The dog wagged his tail approvingly as Jos reached down from the shelf a bottle of pink lollipops, for, though a wild country dog, he had depraved tastes in the matter of sweets.
"There's serious you all look! what's the matter with you?" said the girl, looking smilingly round.
"Nothing is the matter as I know," said Fani, "only there's always plenty of trouble flying about. We can't be all so free from care as you, always laughing or singing or something."
"Indeed I wish we could," said Madlen, a pale girl who was bending over a box of knitting pins, looking round curiously and rather sadly; "I wish the whole world could be like you, Morva."
Morva snatched the girl's listless hand in her own warm firm grasp, and pressed it sympathetically, for she knew Madlen's secret sorrow.
"Wait another year or two," said Fani, "we'll talk to you then! Wait till your husband comes home drunk from 'The Black Horse!'"
"And wait till you put all your money into a shop and then find it doesn't pay you," said Jos.
Madlen said nothing, but Morva knew that in her heart she was thinking, "Wait until your lover proves false to you!" and she gave her hand another squeeze.
"Well, indeed!" she said springing up, "what are you all talking about? I won't put all my money in a shop, and I won't marry a drunkard! Sixpence, is it? I am going home over the bog and round the hill, but I am going to sit on the bench outside a bit first. There's lots of swallows' nests under your eaves, Jos Hughes; that brings good luck, they say, so your shop ought to pay you well."

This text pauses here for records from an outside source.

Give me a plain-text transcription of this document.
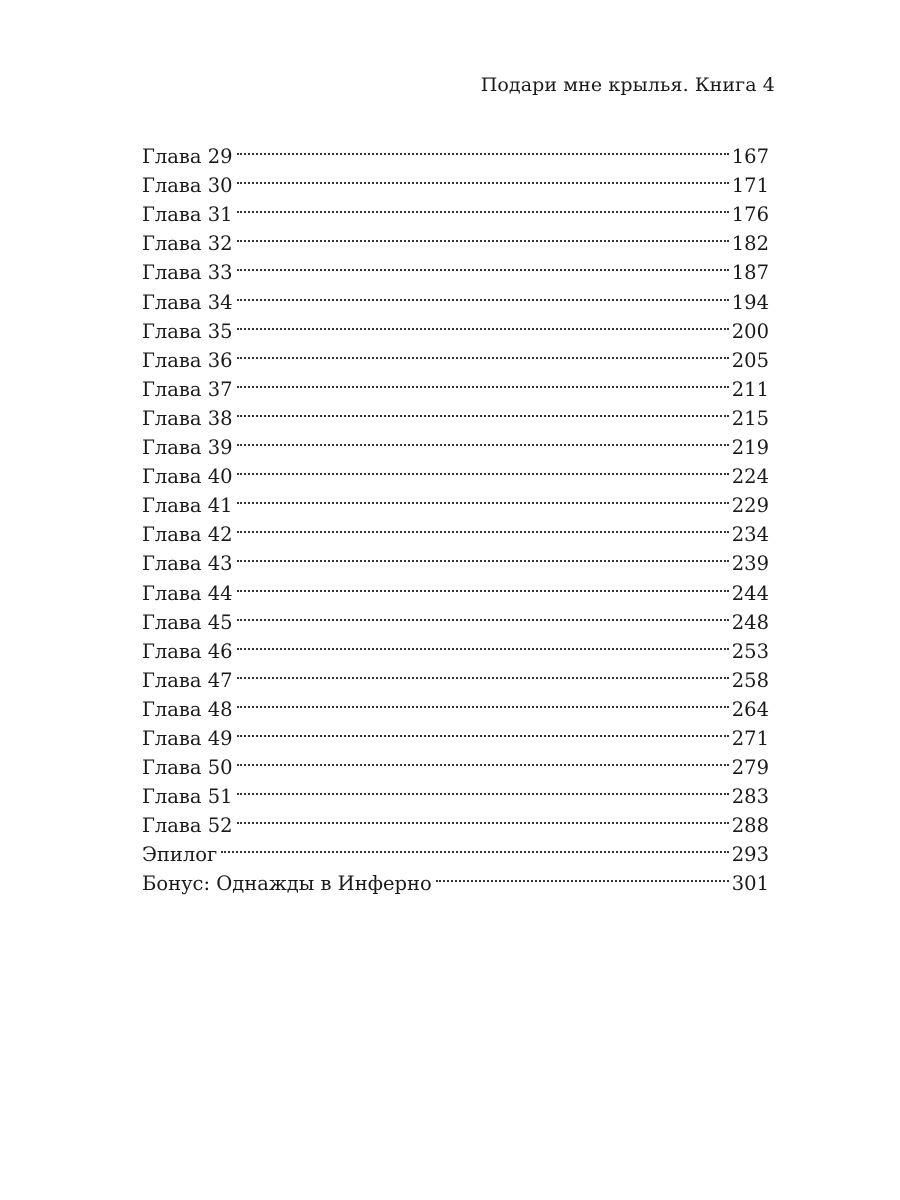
Подари мне крылья. Книга 4
Глава 29	167
Глава 30	171
Глава 31	176
Глава 32	182
Глава 33	187
Глава 34	194
Глава 35	200
Глава 36	205
Глава 37	211
Глава 38	215
Глава 39	219
Глава 40	224
Глава 41	229
Глава 42	234
Глава 43	239
Глава 44	244
Глава 45	248
Глава 46	253
Глава 47	258
Глава 48	264
Глава 49	271
Глава 50	279
Глава 51	283
Глава 52	288
Эпилог	293
Бонус: Однажды в Инферно	301
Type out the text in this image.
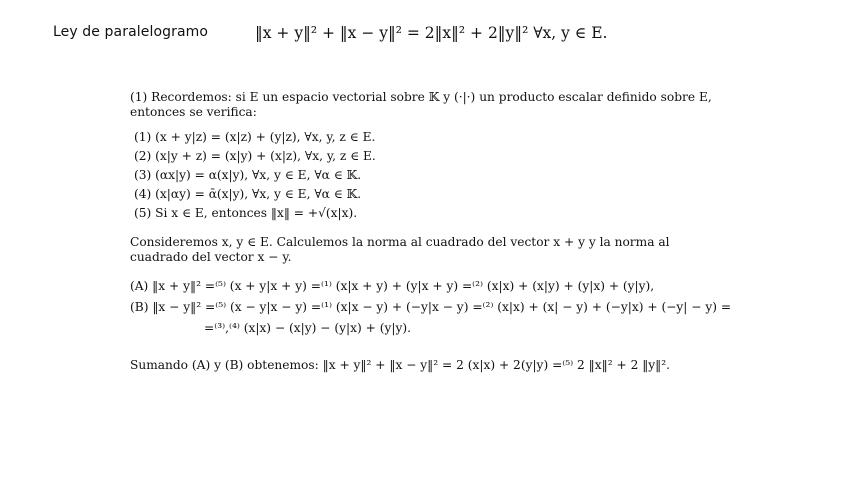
Ley de paralelogramo	‖x + y‖² + ‖x − y‖² = 2‖x‖² + 2‖y‖² ∀x, y ∈ E.

(1) Recordemos: si E un espacio vectorial sobre 𝕂 y (·|·) un producto escalar definido sobre E, entonces se verifica:

(1) (x + y|z) = (x|z) + (y|z), ∀x, y, z ∈ E.
(2) (x|y + z) = (x|y) + (x|z), ∀x, y, z ∈ E.
(3) (αx|y) = α(x|y), ∀x, y ∈ E, ∀α ∈ 𝕂.
(4) (x|αy) = ᾱ(x|y), ∀x, y ∈ E, ∀α ∈ 𝕂.
(5) Si x ∈ E, entonces ‖x‖ = +√(x|x).

Consideremos x, y ∈ E. Calculemos la norma al cuadrado del vector x + y y la norma al cuadrado del vector x − y.

(A) ‖x + y‖² =⁽⁵⁾ (x + y|x + y) =⁽¹⁾ (x|x + y) + (y|x + y) =⁽²⁾ (x|x) + (x|y) + (y|x) + (y|y),
(B) ‖x − y‖² =⁽⁵⁾ (x − y|x − y) =⁽¹⁾ (x|x − y) + (−y|x − y) =⁽²⁾ (x|x) + (x| − y) + (−y|x) + (−y| − y) =
=⁽³⁾,⁽⁴⁾ (x|x) − (x|y) − (y|x) + (y|y).
Sumando (A) y (B) obtenemos: ‖x + y‖² + ‖x − y‖² = 2 (x|x) + 2(y|y) =⁽⁵⁾ 2 ‖x‖² + 2 ‖y‖².
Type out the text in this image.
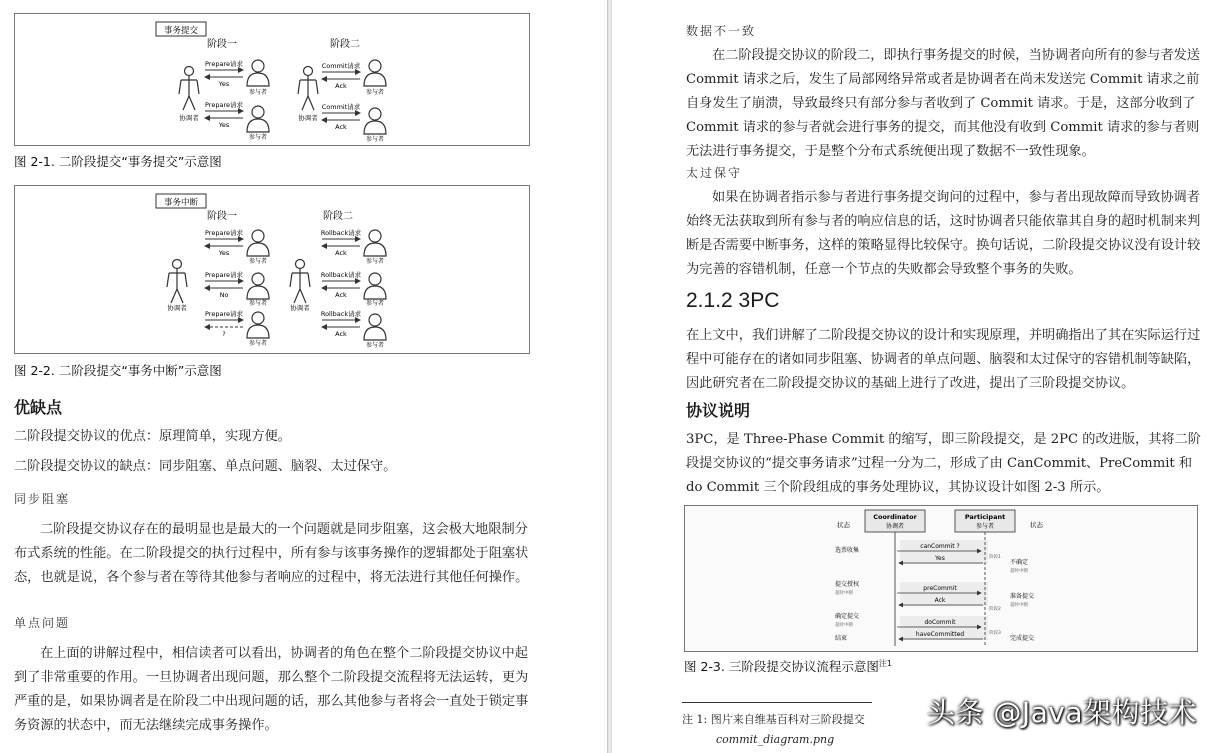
事务提交
阶段一	阶段二
协调者
参与者
参与者
Prepare请求
Yes
Prepare请求
Yes
协调者
参与者
参与者
Commit请求
Ack
Commit请求
Ack
图 2-1. 二阶段提交“事务提交”示意图
事务中断
阶段一	阶段二
协调者	协调者
参与者
参与者
参与者
参与者
参与者
参与者
Prepare请求
Yes
Prepare请求
No
Prepare请求
?
Rollback请求
Ack
Rollback请求
Ack
Rollback请求
Ack
图 2-2. 二阶段提交“事务中断”示意图
优缺点
二阶段提交协议的优点：原理简单，实现方便。
二阶段提交协议的缺点：同步阻塞、单点问题、脑裂、太过保守。
同步阻塞
二阶段提交协议存在的最明显也是最大的一个问题就是同步阻塞，这会极大地限制分布式系统的性能。在二阶段提交的执行过程中，所有参与该事务操作的逻辑都处于阻塞状态，也就是说，各个参与者在等待其他参与者响应的过程中，将无法进行其他任何操作。
单点问题
在上面的讲解过程中，相信读者可以看出，协调者的角色在整个二阶段提交协议中起到了非常重要的作用。一旦协调者出现问题，那么整个二阶段提交流程将无法运转，更为严重的是，如果协调者是在阶段二中出现问题的话，那么其他参与者将会一直处于锁定事务资源的状态中，而无法继续完成事务操作。
数据不一致
在二阶段提交协议的阶段二，即执行事务提交的时候，当协调者向所有的参与者发送 Commit 请求之后，发生了局部网络异常或者是协调者在尚未发送完 Commit 请求之前自身发生了崩溃，导致最终只有部分参与者收到了 Commit 请求。于是，这部分收到了 Commit 请求的参与者就会进行事务的提交，而其他没有收到 Commit 请求的参与者则无法进行事务提交，于是整个分布式系统便出现了数据不一致性现象。
太过保守
如果在协调者指示参与者进行事务提交询问的过程中，参与者出现故障而导致协调者始终无法获取到所有参与者的响应信息的话，这时协调者只能依靠其自身的超时机制来判断是否需要中断事务，这样的策略显得比较保守。换句话说，二阶段提交协议没有设计较为完善的容错机制，任意一个节点的失败都会导致整个事务的失败。
2.1.2 3PC
在上文中，我们讲解了二阶段提交协议的设计和实现原理，并明确指出了其在实际运行过程中可能存在的诸如同步阻塞、协调者的单点问题、脑裂和太过保守的容错机制等缺陷，因此研究者在二阶段提交协议的基础上进行了改进，提出了三阶段提交协议。
协议说明
3PC，是 Three-Phase Commit 的缩写，即三阶段提交，是 2PC 的改进版，其将二阶段提交协议的“提交事务请求”过程一分为二，形成了由 CanCommit、PreCommit 和 do Commit 三个阶段组成的事务处理协议，其协议设计如图 2-3 所示。
Coordinator
协调者
Participant
参与者
状态	状态
canCommit ?
Yes
preCommit
Ack
doCommit
haveCommitted
选票收集
提交授权
超时中断
确定提交
超时中断
结束
不确定
超时中断
准备提交
超时中断
完成提交
阶段1
阶段2
阶段3
图 2-3. 三阶段提交协议流程示意图$^{注1}$
注 1: 图片来自维基百科对三阶段提交
commit_diagram.png
头条 @Java架构技术
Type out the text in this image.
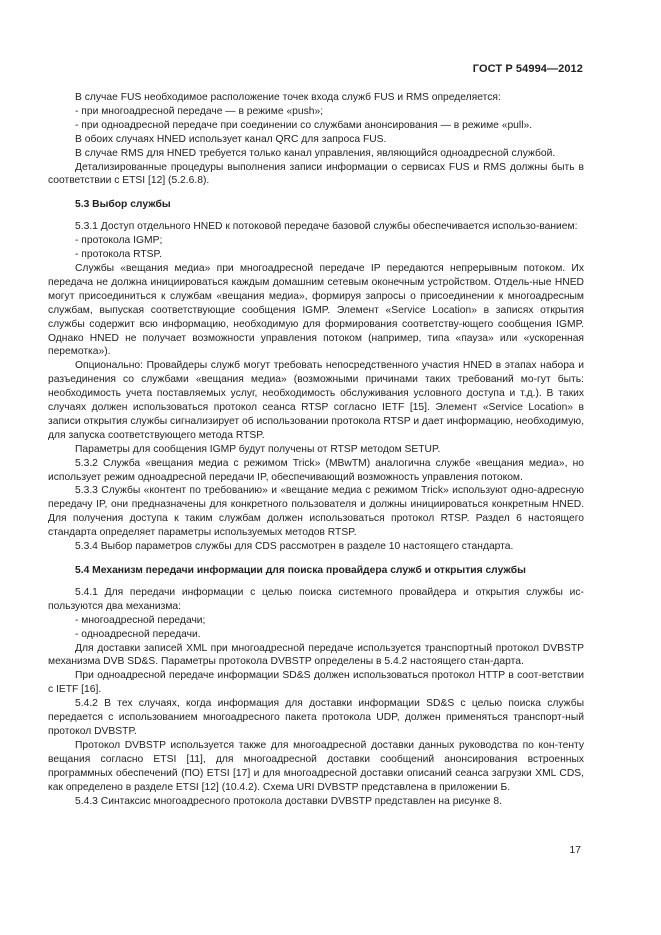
ГОСТ Р 54994—2012

В случае FUS необходимое расположение точек входа служб FUS и RMS определяется:

- при многоадресной передаче — в режиме «push»;

- при одноадресной передаче при соединении со службами анонсирования — в режиме «pull».

В обоих случаях HNED использует канал QRC для запроса FUS.

В случае RMS для HNED требуется только канал управления, являющийся одноадресной службой.

Детализированные процедуры выполнения записи информации о сервисах FUS и RMS должны быть в соответствии с ETSI [12] (5.2.6.8).

5.3 Выбор службы

5.3.1 Доступ отдельного HNED к потоковой передаче базовой службы обеспечивается использо-ванием:

- протокола IGMP;

- протокола RTSP.

Службы «вещания медиа» при многоадресной передаче IP передаются непрерывным потоком. Их передача не должна инициироваться каждым домашним сетевым оконечным устройством. Отдель-ные HNED могут присоединиться к службам «вещания медиа», формируя запросы о присоединении к многоадресным службам, выпуская соответствующие сообщения IGMP. Элемент «Service Location» в записях открытия службы содержит всю информацию, необходимую для формирования соответству-ющего сообщения IGMP. Однако HNED не получает возможности управления потоком (например, типа «пауза» или «ускоренная перемотка»).

Опционально: Провайдеры служб могут требовать непосредственного участия HNED в этапах набора и разъединения со службами «вещания медиа» (возможными причинами таких требований мо-гут быть: необходимость учета поставляемых услуг, необходимость обслуживания условного доступа и т.д.). В таких случаях должен использоваться протокол сеанса RTSP согласно IETF [15]. Элемент «Service Location» в записи открытия службы сигнализирует об использовании протокола RTSP и дает информацию, необходимую, для запуска соответствующего метода RTSP.

Параметры для сообщения IGMP будут получены от RTSP методом SETUP.

5.3.2 Служба «вещания медиа с режимом Trick» (MBwTM) аналогична службе «вещания медиа», но использует режим одноадресной передачи IP, обеспечивающий возможность управления потоком.

5.3.3 Службы «контент по требованию» и «вещание медиа с режимом Trick» используют одно-адресную передачу IP, они предназначены для конкретного пользователя и должны инициироваться конкретным HNED. Для получения доступа к таким службам должен использоваться протокол RTSP. Раздел 6 настоящего стандарта определяет параметры используемых методов RTSP.

5.3.4 Выбор параметров службы для CDS рассмотрен в разделе 10 настоящего стандарта.

5.4 Механизм передачи информации для поиска провайдера служб и открытия службы

5.4.1 Для передачи информации с целью поиска системного провайдера и открытия службы ис-пользуются два механизма:

- многоадресной передачи;

- одноадресной передачи.

Для доставки записей XML при многоадресной передаче используется транспортный протокол DVBSTP механизма DVB SD&S. Параметры протокола DVBSTP определены в 5.4.2 настоящего стан-дарта.

При одноадресной передаче информации SD&S должен использоваться протокол HTTP в соот-ветствии с IETF [16].

5.4.2 В тех случаях, когда информация для доставки информации SD&S с целью поиска службы передается с использованием многоадресного пакета протокола UDP, должен применяться транспорт-ный протокол DVBSTP.

Протокол DVBSTP используется также для многоадресной доставки данных руководства по кон-тенту вещания согласно ETSI [11], для многоадресной доставки сообщений анонсирования встроенных программных обеспечений (ПО) ETSI [17] и для многоадресной доставки описаний сеанса загрузки XML CDS, как определено в разделе ETSI [12] (10.4.2). Схема URI DVBSTP представлена в приложении Б.

5.4.3 Синтаксис многоадресного протокола доставки DVBSTP представлен на рисунке 8.

17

So saying she passed out, and sitting on the bench round the corner of the house she kissed her hand toward the swallows, who flitted in and out of their nests, twittering ecstatically.
"Hark to her," said Fani, "singing again, if you please—always light-hearted! always happy! I don't think its quite right, Jos bâch, do you? You are a deacon at Penmorien and you ought to know. If it was a hymn now! but you hear it's all nonsense about the swallows. Ach y fi! she is learning them from Sara ''spridion';[1] some song of the 'old fathers' in past times!"
"Yes," said Jos, sanctimoniously clasping his stubby fingers, "I'm afraid the girl is a bit of a heathen. What wonder is it? Nursed by Sara—always out with the cows or the sheep, and they say she thinks nothing of sleeping under a hedge, or out on the slopes, if any animal is sick and wants watching."
Fani went out with a toss of her head, as the sweet voice came in through the little side window with the twittering of the swallows and the cluck, cluck of a happy brood hen.
Outside, Morva had forgotten all about Jos Hughes and Fani "bakkare's" sour looks, and was singing her heart out to the sunshine.
"Sing on, little swallows," she said, "and I'll sing too. Sara taught me the 'bird song' long ago when I was a baby."
And in a clear, sweet voice she joined the birds, and woke the echoes from the brown cliffs. The tune was quaint and rapid; both it and the words had come down to her with the old folklore of generations passed away.
"Over the sea from the end of the wide world
I've come without wetting my feet, my feet, my feet,
Back to the old home, straight to the nest-home,
Under the brown thatch, oh sweet! oh sweet! oh sweet!
"When over the waters I flew in the autumn,
Then there was plenty of seed, of seed, of seed.